1b.Approach (from AD-416)
Work will be done in fields on a cooperator farm that rotates crops. Define experimental units in a unique way so that independence among control and management treatments is achieved. The analysis process uses the spatial demographics modeled in the GIS to create zones of conventional agricultural practice within commercial production fields. Experimental precision agricultural practices are evaluated against conventional practices by use of smaller floating plots imbedded within the larger zones by spatially including the necessary information into a prescription file used by the VR controller. The various agricultural practices are evaluated using analysis of covariance to obtain regression effects describing the plot demographics. Using geospatial information the spatial correlation structure describing the relationships among plot residuals can be modeled. Wireless systems networks are developed to communicate commands and feedback information among personnel, computers, and field variable rate equipment.
Activities here mostly relate to development of wireless communication networks, with 2007 being the first year for planning and installation of the network.

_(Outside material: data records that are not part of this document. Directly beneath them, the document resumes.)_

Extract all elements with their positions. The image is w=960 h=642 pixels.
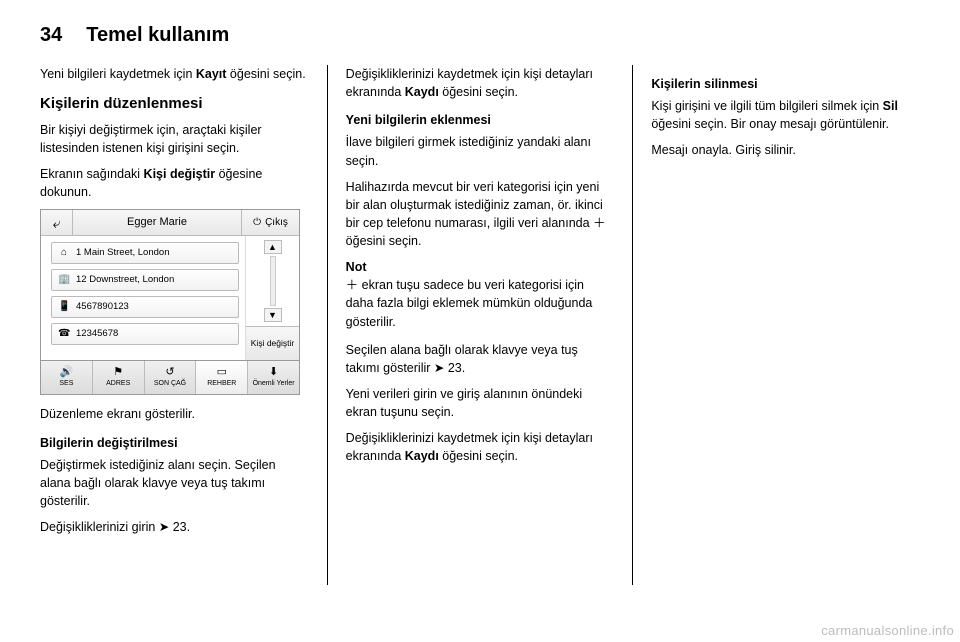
- tab-label: SON ÇAĞ: [154, 379, 186, 389]
- col1-p5: Değişikliklerinizi girin ➤ 23.: [40, 518, 309, 536]
- speaker-icon: 🔊: [60, 367, 74, 378]
- heading-delete-contacts: Kişilerin silinmesi: [651, 75, 920, 93]
- xref-icon: ➤: [434, 361, 448, 375]
- back-icon: ⤶: [53, 213, 61, 233]
- col2-p3: Halihazırda mevcut bir veri kategorisi i…: [346, 178, 615, 251]
- page-number: 34: [40, 24, 62, 47]
- scroll-up-icon[interactable]: ▲: [264, 240, 282, 254]
- heading-add-new-info: Yeni bilgilerin eklenmesi: [346, 111, 615, 129]
- note-block: Not ＋ ekran tuşu sadece bu veri kategori…: [346, 258, 615, 331]
- tab-rehber[interactable]: ▭ REHBER: [196, 361, 248, 394]
- col2-p2: İlave bilgileri girmek istediğiniz yanda…: [346, 133, 615, 169]
- col3-p2: Mesajı onayla. Giriş silinir.: [651, 141, 920, 159]
- mobile-icon: 📱: [58, 300, 70, 315]
- tab-onemli-yerler[interactable]: ⬇ Önemli Yerler: [248, 361, 299, 394]
- page-header: 34 Temel kullanım: [40, 24, 920, 47]
- col2-p6: Değişikliklerinizi kaydetmek için kişi d…: [346, 429, 615, 465]
- tab-label: SES: [59, 379, 73, 389]
- text: öğesini seçin.: [439, 449, 518, 463]
- tab-label: REHBER: [207, 379, 236, 389]
- text: Halihazırda mevcut bir veri kategorisi i…: [346, 180, 603, 230]
- contacts-icon: ▭: [217, 367, 227, 378]
- term-sil: Sil: [883, 99, 898, 113]
- text: .: [462, 361, 465, 375]
- tab-soncag[interactable]: ↺ SON ÇAĞ: [145, 361, 197, 394]
- xref-page: 23: [173, 520, 187, 534]
- heading-edit-contacts: Kişilerin düzenlenmesi: [40, 93, 309, 115]
- flag-icon: ⚑: [113, 367, 123, 378]
- heading-change-info: Bilgilerin değiştirilmesi: [40, 434, 309, 452]
- page-title: Temel kullanım: [86, 24, 229, 47]
- exit-label: Çıkış: [265, 216, 288, 231]
- list-item[interactable]: ☎ 12345678: [51, 323, 239, 345]
- col1-p4: Değiştirmek istediğiniz alanı seçin. Seç…: [40, 456, 309, 510]
- field-value: 12345678: [76, 327, 118, 341]
- home-icon: ⌂: [58, 246, 70, 261]
- exit-button[interactable]: ⏻ Çıkış: [241, 210, 299, 235]
- poi-icon: ⬇: [269, 367, 278, 378]
- screenshot-topbar: ⤶ Egger Marie ⏻ Çıkış: [41, 210, 299, 236]
- term-kaydi: Kaydı: [405, 85, 439, 99]
- term-kaydi: Kaydı: [405, 449, 439, 463]
- device-screenshot: ⤶ Egger Marie ⏻ Çıkış ⌂ 1 Main Street, L…: [40, 209, 300, 395]
- term-kisi-degistir: Kişi değiştir: [144, 167, 216, 181]
- contact-fields-list: ⌂ 1 Main Street, London 🏢 12 Downstreet,…: [41, 236, 245, 360]
- field-value: 1 Main Street, London: [76, 246, 169, 260]
- term-kayit: Kayıt: [196, 67, 227, 81]
- col1-p1: Yeni bilgileri kaydetmek için Kayıt öğes…: [40, 65, 309, 83]
- watermark: carmanualsonline.info: [821, 623, 954, 638]
- screenshot-sidebar: ▲ ▼ Kişi değiştir: [245, 236, 299, 360]
- text: Ekranın sağındaki: [40, 167, 144, 181]
- col3-p1: Kişi girişini ve ilgili tüm bilgileri si…: [651, 97, 920, 133]
- phone-icon: ☎: [58, 327, 70, 342]
- text: Kişi girişini ve ilgili tüm bilgileri si…: [651, 99, 882, 113]
- col1-p3: Ekranın sağındaki Kişi değiştir öğesine …: [40, 165, 309, 201]
- text: Değişikliklerinizi girin: [40, 520, 159, 534]
- scroll-down-icon[interactable]: ▼: [264, 308, 282, 322]
- text: Yeni bilgileri kaydetmek için: [40, 67, 196, 81]
- field-value: 12 Downstreet, London: [76, 273, 174, 287]
- col1-p2: Bir kişiyi değiştirmek için, araçtaki ki…: [40, 121, 309, 157]
- edit-contact-button[interactable]: Kişi değiştir: [246, 326, 299, 360]
- tab-label: ADRES: [106, 379, 130, 389]
- plus-icon: ＋: [593, 216, 606, 230]
- tab-adres[interactable]: ⚑ ADRES: [93, 361, 145, 394]
- col2-p5: Yeni verileri girin ve giriş alanının ön…: [346, 385, 615, 421]
- scrollbar[interactable]: ▲ ▼: [246, 236, 299, 326]
- list-item[interactable]: ⌂ 1 Main Street, London: [51, 242, 239, 264]
- back-button[interactable]: ⤶: [41, 210, 73, 235]
- power-icon: ⏻: [253, 216, 261, 231]
- screenshot-tabs: 🔊 SES ⚑ ADRES ↺ SON ÇAĞ ▭ REHBER: [41, 360, 299, 394]
- column-3: Kişilerin silinmesi Kişi girişini ve ilg…: [632, 65, 920, 585]
- text: .: [187, 520, 190, 534]
- column-1: Yeni bilgileri kaydetmek için Kayıt öğes…: [40, 65, 327, 585]
- tab-ses[interactable]: 🔊 SES: [41, 361, 93, 394]
- xref-page: 23: [448, 361, 462, 375]
- screenshot-title: Egger Marie: [73, 215, 241, 231]
- screenshot-caption: Düzenleme ekranı gösterilir.: [40, 405, 309, 423]
- text: öğesini seçin. Bir onay mesajı görüntüle…: [651, 117, 889, 131]
- text: öğesini seçin.: [226, 67, 305, 81]
- list-item[interactable]: 📱 4567890123: [51, 296, 239, 318]
- note-body: ＋ ekran tuşu sadece bu veri kategorisi i…: [346, 278, 593, 328]
- building-icon: 🏢: [58, 273, 70, 288]
- scroll-track[interactable]: [270, 256, 276, 306]
- col2-p4: Seçilen alana bağlı olarak klavye veya t…: [346, 341, 615, 377]
- screenshot-body: ⌂ 1 Main Street, London 🏢 12 Downstreet,…: [41, 236, 299, 360]
- xref-icon: ➤: [159, 520, 173, 534]
- list-item[interactable]: 🏢 12 Downstreet, London: [51, 269, 239, 291]
- field-value: 4567890123: [76, 300, 129, 314]
- content-columns: Yeni bilgileri kaydetmek için Kayıt öğes…: [40, 65, 920, 585]
- text: öğesini seçin.: [346, 234, 422, 248]
- col2-p1: Değişikliklerinizi kaydetmek için kişi d…: [346, 65, 615, 101]
- tab-label: Önemli Yerler: [253, 379, 295, 389]
- text: öğesini seçin.: [439, 85, 518, 99]
- history-icon: ↺: [165, 367, 174, 378]
- note-label: Not: [346, 258, 615, 276]
- column-2: Değişikliklerinizi kaydetmek için kişi d…: [327, 65, 633, 585]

During 2008, the project completed the network and included collection of yield monitor data on several grain crops. 2009 was another year of yield monitor collection by the cooperator, but there was little other formal activity in this year. Beginning in 2010, with the ability of the farm to have RTK Real Time Kinetic (RTK) equipment for Global Positioning, efforts were begun to include this capacity to understand yield monitor data patterns with topography data obtained from the RTK system. Analyses were completed and findings published in several papers. Similar to the Good Longview Farm (as well as Perthshire) the lack of software and hardware ‘middleware’ was found to be a chief limitation for advancement of precision agricultural methodologies at the commercial farm level. For 2011, there is no further activity due to the retirement of the scientist within the unit responsible for wireless network related research. The ADODR monitored this project with discussions with the principal scientist involved in this research. Principal scientist has frequent contact with the cooperator.